重要なのは、HVOが最大90%のカーボンニュートラルを実現する、シンプルで効率的な再生可能エネルギーソリューションであるということです。バイオディーゼルよりも貯蔵が容易で、従来のディーゼル発電機に使用できる「プラグイン」ソリューションを提供します。
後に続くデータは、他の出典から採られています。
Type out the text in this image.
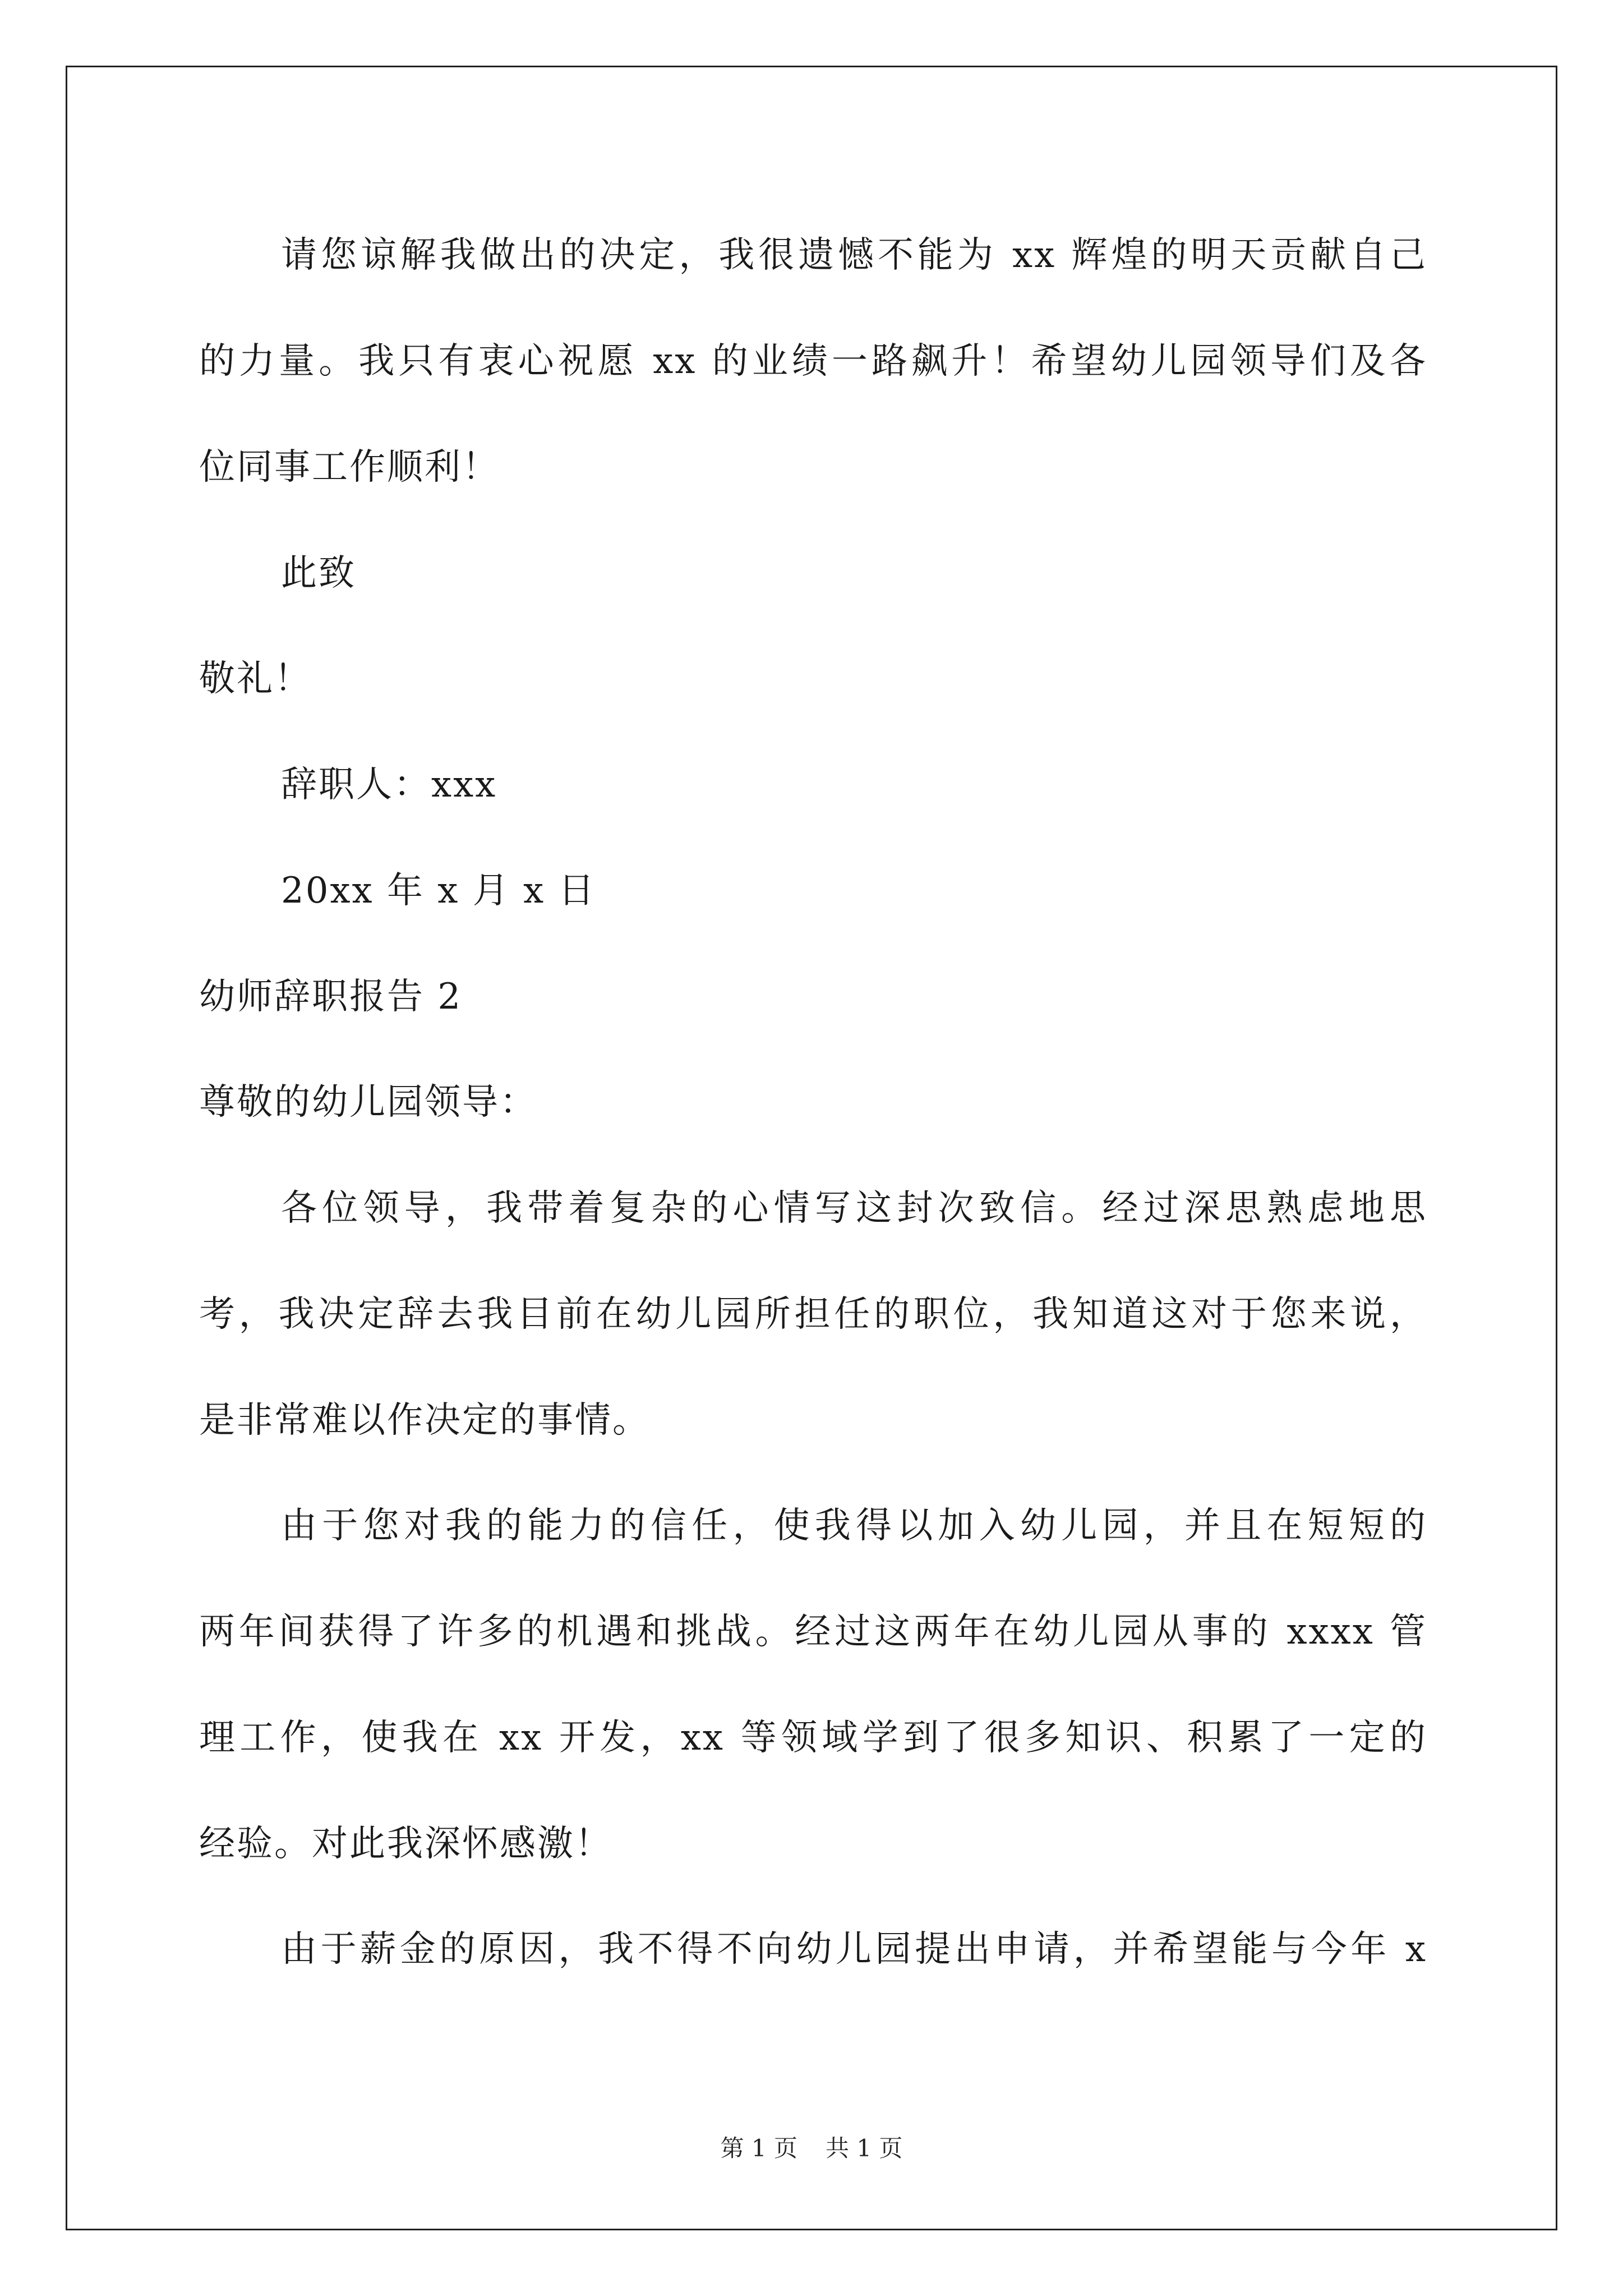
请您谅解我做出的决定，我很遗憾不能为 xx 辉煌的明天贡献自己
的力量。我只有衷心祝愿 xx 的业绩一路飙升！希望幼儿园领导们及各
位同事工作顺利！
此致
敬礼！
辞职人：xxx
20xx 年 x 月 x 日
幼师辞职报告 2
尊敬的幼儿园领导：
各位领导，我带着复杂的心情写这封次致信。经过深思熟虑地思
考，我决定辞去我目前在幼儿园所担任的职位，我知道这对于您来说，
是非常难以作决定的事情。
由于您对我的能力的信任，使我得以加入幼儿园，并且在短短的
两年间获得了许多的机遇和挑战。经过这两年在幼儿园从事的 xxxx 管
理工作，使我在 xx 开发，xx 等领域学到了很多知识、积累了一定的
经验。对此我深怀感激！
由于薪金的原因，我不得不向幼儿园提出申请，并希望能与今年 x
第 1 页 共 1 页
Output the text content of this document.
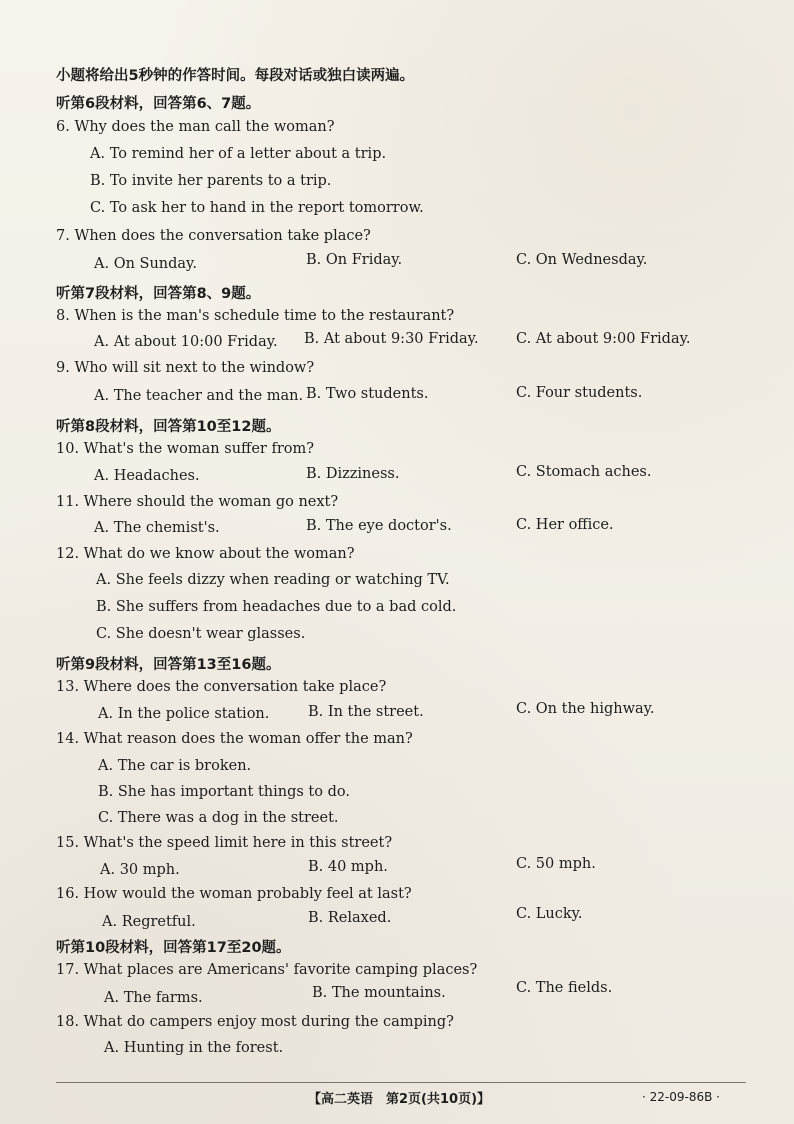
小题将给出5秒钟的作答时间。每段对话或独白读两遍。
听第6段材料，回答第6、7题。
6. Why does the man call the woman?
A. To remind her of a letter about a trip.
B. To invite her parents to a trip.
C. To ask her to hand in the report tomorrow.
7. When does the conversation take place?
A. On Sunday.	B. On Friday.	C. On Wednesday.
听第7段材料，回答第8、9题。
8. When is the man's schedule time to the restaurant?
A. At about 10:00 Friday. B. At about 9:30 Friday.	C. At about 9:00 Friday.
9. Who will sit next to the window?
A. The teacher and the man. B. Two students.	C. Four students.
听第8段材料，回答第10至12题。
10. What's the woman suffer from?
A. Headaches.	B. Dizziness.	C. Stomach aches.
11. Where should the woman go next?
A. The chemist's.	B. The eye doctor's.	C. Her office.
12. What do we know about the woman?
A. She feels dizzy when reading or watching TV.
B. She suffers from headaches due to a bad cold.
C. She doesn't wear glasses.
听第9段材料，回答第13至16题。
13. Where does the conversation take place?
A. In the police station.	B. In the street.	C. On the highway.
14. What reason does the woman offer the man?
A. The car is broken.
B. She has important things to do.
C. There was a dog in the street.
15. What's the speed limit here in this street?
A. 30 mph.	B. 40 mph.	C. 50 mph.
16. How would the woman probably feel at last?
A. Regretful.	B. Relaxed.	C. Lucky.
听第10段材料，回答第17至20题。
17. What places are Americans' favorite camping places?
A. The farms.	B. The mountains.	C. The fields.
18. What do campers enjoy most during the camping?
A. Hunting in the forest.
【高二英语　第2页(共10页)】	· 22-09-86B ·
また、ディーゼル燃料との混合も可能で、移行を容易にします。その結果、Kohlerの多くの産業用ディーゼル発電機は、既にHVOパラフィン系合成バイオ燃料に対応しています。
電池と燃料電池
バッテリーや燃料電池のような段階的な革命的なソリューションについてはどうでしょうか?
リチウムイオン技術の進歩と再生可能エネルギー供給を組み合わせた大規模バッテリーは、潜在的な解決策となる可能性があります。一部のハイパースケーラーは、メガワット規模のバッテリーシステムの開発に取り組んでいます。
興味深いことに、再生可能エネルギーと蓄電を組み合わせた技術は、電力系統サービスへの応用が期待されています。データセンターなどの施設に設置されたオンサイトバッテリーは、電力会社が電力系統の変動を管理するのに役立つ可能性があります。バッテリーベースのシステムには、信頼性、品質、費用対効果といった課題がありますが、これらの懸念を克服するための研究開発活動が進められています。
水素燃料電池も、環境に優しいバックアップ電源ソリューションとして期待される技術です。同様に、データセンター運営者とその産業パートナーは、水素と酸素を反応させて水蒸気と電気を生成する固体高分子型燃料電池の概念実証実験を実施しています。ある実験では、250キロワットの燃料電池システムを用いて、データセンターのサーバー列に48時間連続で電力を供給しました。
水素の課題は、拡張性とコストにあります。30MWのIT機器を48時間稼働させるには、100トンの水素が必要と推定されています。配送トラック1台には2トンの水素を積載できるため、2日間の停電には約50回分の水素輸送が必要になります。しかし、水素は依然として魅力的な可能性を秘めており、コーラー社は高分子電解質膜燃料電池技術を用いた60kWの水素発生装置の試作機を開発中です。
東南アジアに拠点を置く次世代データセンターは、これまで以上に環境に配慮し、持続可能性を高める必要があります。この変化は、新たなメンテナンス戦略や再生可能燃料の導入、先進的な燃料電池やバッテリーの活用など、様々な分野における継続的な進歩によってもたらされる可能性があります。これらの技術は、より持続可能なデータセンターの実現に貢献します。